副社長のお父さんにご挨拶をして手土産を渡した。その後、案内されたリビングのソファに腰をかけた瞬間、パァンッと弾けたような音が鳴り響く。散らばらないクラッカーを皆が鳴らしたのだった。状況を理解出来てない私は思わず、隣に座っている日下部君の顔を見てしまう。唖然としている私に秋葉さんがシャンパンの入ったグラスを手渡してくれた。

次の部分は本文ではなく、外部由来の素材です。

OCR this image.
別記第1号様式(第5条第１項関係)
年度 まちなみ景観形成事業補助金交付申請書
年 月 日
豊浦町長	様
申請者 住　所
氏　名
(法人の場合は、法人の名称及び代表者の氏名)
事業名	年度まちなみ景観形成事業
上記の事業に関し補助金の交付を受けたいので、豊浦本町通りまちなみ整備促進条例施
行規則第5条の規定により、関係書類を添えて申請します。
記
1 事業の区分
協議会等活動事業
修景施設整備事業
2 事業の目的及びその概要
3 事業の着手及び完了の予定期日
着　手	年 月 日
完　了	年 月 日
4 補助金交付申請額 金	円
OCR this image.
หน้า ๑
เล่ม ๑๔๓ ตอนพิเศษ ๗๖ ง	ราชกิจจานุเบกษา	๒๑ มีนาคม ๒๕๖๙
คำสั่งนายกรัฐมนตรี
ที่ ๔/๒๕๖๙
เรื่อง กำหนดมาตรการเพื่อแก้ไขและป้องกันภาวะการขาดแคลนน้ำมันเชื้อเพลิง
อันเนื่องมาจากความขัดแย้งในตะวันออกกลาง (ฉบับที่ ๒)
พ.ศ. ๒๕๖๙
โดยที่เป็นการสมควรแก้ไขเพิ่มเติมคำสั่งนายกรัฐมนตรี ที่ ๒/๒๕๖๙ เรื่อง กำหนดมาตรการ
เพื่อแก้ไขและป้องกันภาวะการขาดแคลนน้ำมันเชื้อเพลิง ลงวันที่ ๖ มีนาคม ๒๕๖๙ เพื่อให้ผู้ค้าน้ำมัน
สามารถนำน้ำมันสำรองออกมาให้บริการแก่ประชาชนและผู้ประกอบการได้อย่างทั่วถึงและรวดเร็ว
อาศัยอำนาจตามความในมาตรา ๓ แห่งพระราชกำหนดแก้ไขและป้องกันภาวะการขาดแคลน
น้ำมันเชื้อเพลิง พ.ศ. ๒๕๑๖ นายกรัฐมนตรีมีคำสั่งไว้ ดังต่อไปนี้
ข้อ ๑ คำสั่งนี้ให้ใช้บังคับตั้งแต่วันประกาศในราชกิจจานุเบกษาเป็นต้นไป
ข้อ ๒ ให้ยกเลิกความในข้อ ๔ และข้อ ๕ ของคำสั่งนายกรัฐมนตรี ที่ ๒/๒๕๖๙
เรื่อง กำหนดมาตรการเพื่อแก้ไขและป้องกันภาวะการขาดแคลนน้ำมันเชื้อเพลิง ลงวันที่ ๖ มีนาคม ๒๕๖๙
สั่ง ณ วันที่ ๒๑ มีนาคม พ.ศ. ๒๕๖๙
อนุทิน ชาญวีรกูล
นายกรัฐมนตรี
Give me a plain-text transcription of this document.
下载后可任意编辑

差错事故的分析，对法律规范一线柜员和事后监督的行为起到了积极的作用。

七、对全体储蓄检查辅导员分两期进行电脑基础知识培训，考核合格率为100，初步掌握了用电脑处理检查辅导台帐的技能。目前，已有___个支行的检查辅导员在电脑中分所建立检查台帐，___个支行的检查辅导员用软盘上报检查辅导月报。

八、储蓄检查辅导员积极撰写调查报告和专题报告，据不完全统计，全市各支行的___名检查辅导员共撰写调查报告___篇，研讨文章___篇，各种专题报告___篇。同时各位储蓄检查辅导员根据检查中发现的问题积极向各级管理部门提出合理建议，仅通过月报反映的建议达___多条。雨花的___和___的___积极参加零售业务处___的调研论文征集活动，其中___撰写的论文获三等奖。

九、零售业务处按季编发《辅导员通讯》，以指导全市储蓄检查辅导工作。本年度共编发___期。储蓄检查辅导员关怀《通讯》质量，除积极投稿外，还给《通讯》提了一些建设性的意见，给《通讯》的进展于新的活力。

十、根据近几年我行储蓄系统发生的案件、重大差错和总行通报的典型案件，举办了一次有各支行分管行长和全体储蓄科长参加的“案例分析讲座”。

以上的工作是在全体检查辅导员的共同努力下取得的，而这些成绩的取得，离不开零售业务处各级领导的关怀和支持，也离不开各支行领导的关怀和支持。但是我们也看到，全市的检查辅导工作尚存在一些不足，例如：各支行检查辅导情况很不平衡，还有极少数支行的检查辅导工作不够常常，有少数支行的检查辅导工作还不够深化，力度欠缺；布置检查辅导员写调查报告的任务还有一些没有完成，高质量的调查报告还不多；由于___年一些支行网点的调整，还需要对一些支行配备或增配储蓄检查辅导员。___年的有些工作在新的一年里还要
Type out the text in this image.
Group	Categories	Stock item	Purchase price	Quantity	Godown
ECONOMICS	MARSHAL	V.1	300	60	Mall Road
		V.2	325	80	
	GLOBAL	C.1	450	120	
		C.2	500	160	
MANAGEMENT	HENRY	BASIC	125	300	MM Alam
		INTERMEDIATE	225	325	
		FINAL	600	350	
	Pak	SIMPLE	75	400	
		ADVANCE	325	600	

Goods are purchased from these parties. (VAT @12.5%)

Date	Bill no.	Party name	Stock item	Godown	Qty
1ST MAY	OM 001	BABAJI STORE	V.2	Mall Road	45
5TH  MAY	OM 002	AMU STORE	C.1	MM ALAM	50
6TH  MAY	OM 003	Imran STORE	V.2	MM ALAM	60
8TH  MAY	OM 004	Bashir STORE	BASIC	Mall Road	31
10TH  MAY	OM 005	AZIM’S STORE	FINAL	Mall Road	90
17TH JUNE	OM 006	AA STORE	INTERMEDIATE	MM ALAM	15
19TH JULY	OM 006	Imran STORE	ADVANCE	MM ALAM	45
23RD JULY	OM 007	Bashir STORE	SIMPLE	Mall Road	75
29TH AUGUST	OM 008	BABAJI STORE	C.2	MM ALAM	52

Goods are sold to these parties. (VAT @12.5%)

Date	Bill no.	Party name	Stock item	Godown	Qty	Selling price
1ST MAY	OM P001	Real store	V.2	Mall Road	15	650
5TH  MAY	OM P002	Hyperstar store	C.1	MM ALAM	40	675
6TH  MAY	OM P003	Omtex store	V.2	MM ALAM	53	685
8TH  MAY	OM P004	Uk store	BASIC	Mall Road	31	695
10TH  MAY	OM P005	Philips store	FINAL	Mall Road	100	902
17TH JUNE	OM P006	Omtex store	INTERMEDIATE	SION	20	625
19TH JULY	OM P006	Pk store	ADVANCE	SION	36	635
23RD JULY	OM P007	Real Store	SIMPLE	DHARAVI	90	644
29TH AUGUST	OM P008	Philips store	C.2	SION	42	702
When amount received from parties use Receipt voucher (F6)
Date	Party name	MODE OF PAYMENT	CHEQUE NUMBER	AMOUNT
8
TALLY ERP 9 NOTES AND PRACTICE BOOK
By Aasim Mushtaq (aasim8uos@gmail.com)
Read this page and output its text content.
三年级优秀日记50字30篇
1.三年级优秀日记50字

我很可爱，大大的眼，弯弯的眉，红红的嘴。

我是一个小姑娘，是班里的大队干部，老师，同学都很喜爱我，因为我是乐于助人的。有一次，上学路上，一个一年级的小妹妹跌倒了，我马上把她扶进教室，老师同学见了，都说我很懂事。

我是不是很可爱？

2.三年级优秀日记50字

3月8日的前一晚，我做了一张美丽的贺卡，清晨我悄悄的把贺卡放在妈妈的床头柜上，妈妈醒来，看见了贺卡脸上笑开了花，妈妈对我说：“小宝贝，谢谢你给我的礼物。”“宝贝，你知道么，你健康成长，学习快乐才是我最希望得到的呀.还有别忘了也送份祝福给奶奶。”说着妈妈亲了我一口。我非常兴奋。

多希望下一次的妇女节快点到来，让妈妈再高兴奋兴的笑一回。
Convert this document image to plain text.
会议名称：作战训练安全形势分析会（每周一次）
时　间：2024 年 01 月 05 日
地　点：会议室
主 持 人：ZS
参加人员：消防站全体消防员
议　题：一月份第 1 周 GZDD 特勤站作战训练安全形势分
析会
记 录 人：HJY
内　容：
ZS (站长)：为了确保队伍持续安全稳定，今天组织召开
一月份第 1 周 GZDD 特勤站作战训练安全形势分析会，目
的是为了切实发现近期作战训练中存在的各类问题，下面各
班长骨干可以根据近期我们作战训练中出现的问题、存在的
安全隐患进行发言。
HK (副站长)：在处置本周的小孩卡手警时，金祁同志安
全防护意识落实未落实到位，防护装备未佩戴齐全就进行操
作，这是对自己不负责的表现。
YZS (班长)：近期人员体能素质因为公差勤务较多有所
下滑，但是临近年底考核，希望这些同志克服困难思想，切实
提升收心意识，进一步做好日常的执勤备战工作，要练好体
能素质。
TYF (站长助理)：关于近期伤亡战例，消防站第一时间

「改めまして郁弥君、琴葉さん、ご婚約おめでとうございます!二人の末永いご幸福を祈念いたしまして、乾杯!」

副社長が乾杯の音頭を取り、おめでとうの歓声が再び広がる。

「郁弥君が結婚すると聞いたので、いち早く、お祝いをしたかったんだ。佐藤さんが知っている通り、郁弥君は有澄の兄であり、私達の息子でもある。疎遠になってしまった時期もあったが、今はこうして、皆が仲良くしてくれる事が嬉しいんだよ。これからは気軽にこの家にも足を運んで下さい」

社長の旦那様、つまりは副社長のお父様が私を見て優しい微笑みを浮かべながら語りかけてくれた。

「そうそう、琴葉ちゃんも女子会メンバーになったんだから、これからは遠慮なく遊びに来てね。郁弥が居なくても来て。紫ちゃんも綾美ちゃんも和奏ちゃんも皆、男が来なくても来てるわよ」

和奏ちゃんとは、副社長の秘書さんの彼女である。社長は会社内ではツンケンしているようなバリキャリだけれども、今は顔つきも柔らかく、親しみやすい。オンとオフの切り替えをきちんとしている人なんだなぁ。